Sans recourir à une formation continue certifiée, les agriculteurs peuvent actuellement se référer à Fenaco, coopérative agricole qui propose gratuitement une large gamme de produits et de services, mais que l'on ne peut pas considérer comme indépendante en raison de l'importante interdépendance entre les agriculteurs et la Fenaco. En particulier, l'intérêt d'une réduction des phytosanitaires n'est pas forcément dans ses priorités, contrairement aux exigences écologiques.

Le modèle d'agriculture intensive, qui est actuellement le plus répandu, répond bien sûr aux besoins de la population, mais doit aujourd'hui faire face à de nouveaux enjeux, destinés à préserver la planète. Les agriculteurs doivent donc progressivement se reconvertir pour faire émerger un modèle d'agriculture cohérent et raisonnable pour les générations futures.

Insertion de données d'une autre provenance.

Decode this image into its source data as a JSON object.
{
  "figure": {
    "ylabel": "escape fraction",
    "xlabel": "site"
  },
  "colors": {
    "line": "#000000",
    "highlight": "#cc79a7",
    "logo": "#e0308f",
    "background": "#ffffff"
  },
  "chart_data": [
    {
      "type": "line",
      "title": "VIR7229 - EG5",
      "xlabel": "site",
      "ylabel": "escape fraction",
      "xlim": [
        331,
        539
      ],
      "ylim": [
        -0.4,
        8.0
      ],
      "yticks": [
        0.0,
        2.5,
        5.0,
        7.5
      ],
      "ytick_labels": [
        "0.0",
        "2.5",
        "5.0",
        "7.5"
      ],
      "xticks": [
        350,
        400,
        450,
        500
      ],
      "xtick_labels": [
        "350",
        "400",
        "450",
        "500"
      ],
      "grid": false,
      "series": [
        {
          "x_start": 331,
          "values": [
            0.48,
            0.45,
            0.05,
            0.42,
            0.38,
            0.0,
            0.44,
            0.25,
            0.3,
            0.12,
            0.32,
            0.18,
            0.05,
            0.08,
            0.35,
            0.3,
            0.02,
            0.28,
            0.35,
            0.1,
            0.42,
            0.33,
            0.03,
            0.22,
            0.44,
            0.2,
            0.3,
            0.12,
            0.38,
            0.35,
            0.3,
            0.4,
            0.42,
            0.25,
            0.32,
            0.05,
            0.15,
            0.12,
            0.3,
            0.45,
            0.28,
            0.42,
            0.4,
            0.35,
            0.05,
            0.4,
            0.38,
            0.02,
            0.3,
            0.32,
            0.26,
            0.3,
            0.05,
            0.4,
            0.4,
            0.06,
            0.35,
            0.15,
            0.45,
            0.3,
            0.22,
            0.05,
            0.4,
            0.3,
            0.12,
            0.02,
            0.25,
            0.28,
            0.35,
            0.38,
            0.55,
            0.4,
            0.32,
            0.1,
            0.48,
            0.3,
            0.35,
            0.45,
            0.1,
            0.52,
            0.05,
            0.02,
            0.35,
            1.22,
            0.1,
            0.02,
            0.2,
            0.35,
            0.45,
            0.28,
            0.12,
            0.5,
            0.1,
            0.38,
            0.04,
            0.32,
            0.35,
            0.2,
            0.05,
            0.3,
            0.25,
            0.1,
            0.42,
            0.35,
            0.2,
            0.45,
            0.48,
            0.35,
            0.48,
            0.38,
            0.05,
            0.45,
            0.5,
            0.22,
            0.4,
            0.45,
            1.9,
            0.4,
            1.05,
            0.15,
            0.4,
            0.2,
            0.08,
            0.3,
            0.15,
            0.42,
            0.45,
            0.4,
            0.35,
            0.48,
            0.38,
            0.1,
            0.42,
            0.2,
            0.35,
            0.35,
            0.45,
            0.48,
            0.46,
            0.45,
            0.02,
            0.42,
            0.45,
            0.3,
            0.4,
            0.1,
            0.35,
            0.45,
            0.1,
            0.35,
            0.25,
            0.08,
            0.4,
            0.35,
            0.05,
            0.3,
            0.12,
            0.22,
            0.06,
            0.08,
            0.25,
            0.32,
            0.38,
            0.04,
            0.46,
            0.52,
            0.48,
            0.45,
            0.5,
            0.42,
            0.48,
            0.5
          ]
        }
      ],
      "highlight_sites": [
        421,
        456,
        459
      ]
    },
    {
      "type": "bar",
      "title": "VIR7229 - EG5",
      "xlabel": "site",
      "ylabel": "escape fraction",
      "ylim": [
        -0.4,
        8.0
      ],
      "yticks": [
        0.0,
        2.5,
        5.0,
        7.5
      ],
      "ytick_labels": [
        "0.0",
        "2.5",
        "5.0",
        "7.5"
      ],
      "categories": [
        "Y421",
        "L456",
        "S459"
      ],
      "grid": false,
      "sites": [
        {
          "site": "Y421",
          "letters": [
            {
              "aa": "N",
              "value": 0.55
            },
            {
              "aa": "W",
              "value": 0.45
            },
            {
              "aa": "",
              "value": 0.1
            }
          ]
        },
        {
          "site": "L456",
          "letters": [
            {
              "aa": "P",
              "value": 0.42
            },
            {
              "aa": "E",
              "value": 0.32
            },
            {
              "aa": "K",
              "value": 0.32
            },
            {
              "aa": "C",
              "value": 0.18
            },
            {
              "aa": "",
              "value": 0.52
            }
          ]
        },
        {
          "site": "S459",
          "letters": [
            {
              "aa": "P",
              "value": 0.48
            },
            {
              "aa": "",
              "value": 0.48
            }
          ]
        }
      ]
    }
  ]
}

Pour cela, il est nécessaire d'anticiper les besoins et de fournir les outils indispensables à cette transformation par le biais d'une formation continue, mettant à jour les connaissances acquises pendant leur formation qui a conduit à un certificat fédérale de capacité.

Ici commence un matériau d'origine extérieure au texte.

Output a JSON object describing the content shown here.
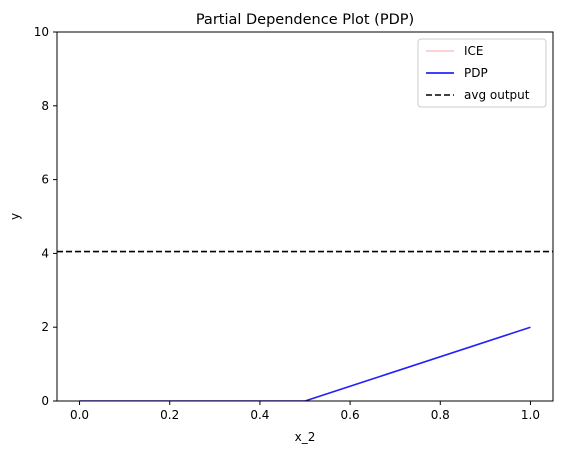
{
  "chart_data": {
    "type": "line",
    "title": "Partial Dependence Plot (PDP)",
    "xlabel": "x_2",
    "ylabel": "y",
    "xlim": [
      -0.05,
      1.05
    ],
    "ylim": [
      0,
      10
    ],
    "xticks": [
      0.0,
      0.2,
      0.4,
      0.6,
      0.8,
      1.0
    ],
    "xtick_labels": [
      "0.0",
      "0.2",
      "0.4",
      "0.6",
      "0.8",
      "1.0"
    ],
    "yticks": [
      0,
      2,
      4,
      6,
      8,
      10
    ],
    "ytick_labels": [
      "0",
      "2",
      "4",
      "6",
      "8",
      "10"
    ],
    "grid": false,
    "legend_position": "top-right",
    "series": [
      {
        "name": "ICE",
        "color": "#ffc0cb",
        "style": "solid",
        "x": [
          0.0,
          0.5,
          1.0
        ],
        "y": [
          0.0,
          0.0,
          2.0
        ]
      },
      {
        "name": "PDP",
        "color": "#0000ff",
        "style": "solid",
        "x": [
          0.0,
          0.5,
          1.0
        ],
        "y": [
          0.0,
          0.0,
          2.0
        ]
      },
      {
        "name": "avg output",
        "color": "#000000",
        "style": "dashed",
        "hline": 4.05
      }
    ]
  }
}
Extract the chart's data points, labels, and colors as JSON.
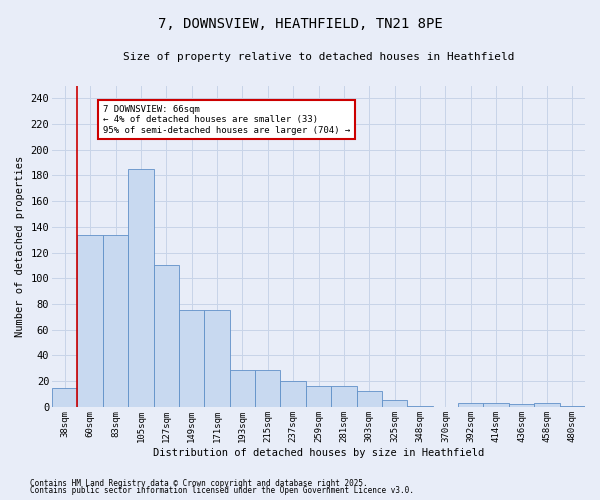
{
  "title": "7, DOWNSVIEW, HEATHFIELD, TN21 8PE",
  "subtitle": "Size of property relative to detached houses in Heathfield",
  "xlabel": "Distribution of detached houses by size in Heathfield",
  "ylabel": "Number of detached properties",
  "categories": [
    "38sqm",
    "60sqm",
    "83sqm",
    "105sqm",
    "127sqm",
    "149sqm",
    "171sqm",
    "193sqm",
    "215sqm",
    "237sqm",
    "259sqm",
    "281sqm",
    "303sqm",
    "325sqm",
    "348sqm",
    "370sqm",
    "392sqm",
    "414sqm",
    "436sqm",
    "458sqm",
    "480sqm"
  ],
  "values": [
    15,
    134,
    134,
    185,
    110,
    75,
    75,
    29,
    29,
    20,
    16,
    16,
    12,
    5,
    1,
    0,
    3,
    3,
    2,
    3,
    1
  ],
  "bar_color": "#c8d9f0",
  "bar_edge_color": "#6090c8",
  "grid_color": "#c8d4e8",
  "background_color": "#e8edf8",
  "vline_x": 1,
  "vline_color": "#cc0000",
  "annotation_text": "7 DOWNSVIEW: 66sqm\n← 4% of detached houses are smaller (33)\n95% of semi-detached houses are larger (704) →",
  "annotation_box_color": "#ffffff",
  "annotation_box_edge": "#cc0000",
  "ylim": [
    0,
    250
  ],
  "yticks": [
    0,
    20,
    40,
    60,
    80,
    100,
    120,
    140,
    160,
    180,
    200,
    220,
    240
  ],
  "footnote1": "Contains HM Land Registry data © Crown copyright and database right 2025.",
  "footnote2": "Contains public sector information licensed under the Open Government Licence v3.0."
}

Une formation continue objective, clairement réglementée au niveau national, devrait donc être mise en place et être une des conditions aux paiements directs. Cette formation continue devrait en priorité aider les agriculteurs dans la transition écologique.

Antrag des Bundesrates

Le Conseil fédéral propose de rejeter la motion.

Stellungnahme des Bundesrates

Les exploitations agricoles suisses présentent une grande diversité d'orientations données à la production, de situations, de tailles, mais aussi en ce qui concerne l'intensité des pratiques d'exploitation. Il en résulte que les exigences du métier quant aux connaissances et aux aptitudes des agriculteurs sont également très hétérogènes. La formation professionnelle de base, telle qu'elle est validée par le certificat fédéral de capacité (CFC), tient compte de la diversité de ces exigences. La réforme du cursus, actuellement menée par l'organisme défendant les intérêts de la profession (OrTra AgriAliForm), mettra à jour la formation professionnelle afin que celle-ci reste à la hauteur des enjeux. Les attentes de l'auteur de la motion, à savoir faire évoluer l'agriculture vers le développement durable, sont déjà remplies par cette réforme.

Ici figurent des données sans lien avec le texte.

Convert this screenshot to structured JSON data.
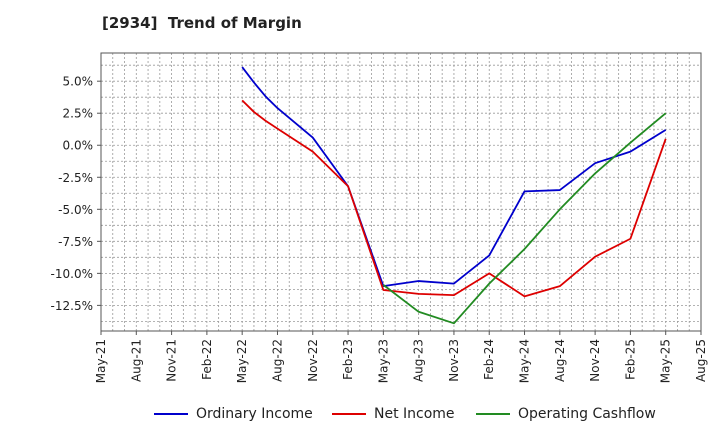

Les institutions du secteur public actives dans la vulgarisation et le perfectionnement agricoles proposent déjà dans la plupart des cantons une multitude de cours sans rapport avec les activités marchandes. De plus, il existe un système modulaire de formation professionnelle supérieure permettant de passer un examen professionnel fédéral ou un examen professionnel fédéral supérieur ; il s'agit d'un ensemble de cursus coordonnés sur le plan national et mis à jour périodiquement, qui prend en considération à la fois la diversité des exploitations agricoles et l'importance du développement durable. Il est possible de suivre ces modules de cours un par un pour se perfectionner professionnellement, par exemple dans le domaine de l'écologie ou de l'économie d'entreprise. Le Conseil fédéral attache une grande importance à ce que les cantons maintiennent et renforcent les filières de formation avec le concours d'OrTra AgriAliForm, afin qu'elles restent à la hauteur des enjeux actuels et futurs.

Il importe également au Conseil fédéral que, dans l'agriculture aussi, une solide formation professionnelle soit régulièrement suivie d'un perfectionnement qui dure toute la vie. Il juge cependant peu judicieuse l'approche suivie par l'auteur de la motion et consistant à coupler les paiements directs à l'obligation de suivre un perfectionnement ciblé sur le passage à une agriculture plus respectueuse de l'environnement. D'une part, cibler la formation sur un point particulier n'aurait pas de sens pour toutes les exploitations. D'autre part, la soumission à une obligation ne correspond pas toujours à une motivation personnelle dans l'apprentissage. Mieux vaut concevoir des systèmes à caractère incitatif et favoriser la motivation personnelle dans le perfectionnement professionnel. Dans ce contexte, le Conseil fédéral prévoit de soumettre, dans le cadre de l'orientation future de la politique agricole (rapport répondant au postulat 20.3931 de la CER-E et au postulat 21.3015 de la CER-N) des propositions visant à améliorer le savoir-faire du secteur agricole en renforçant la formation continue.

Le Conseil fédéral propose de rejeter la motion.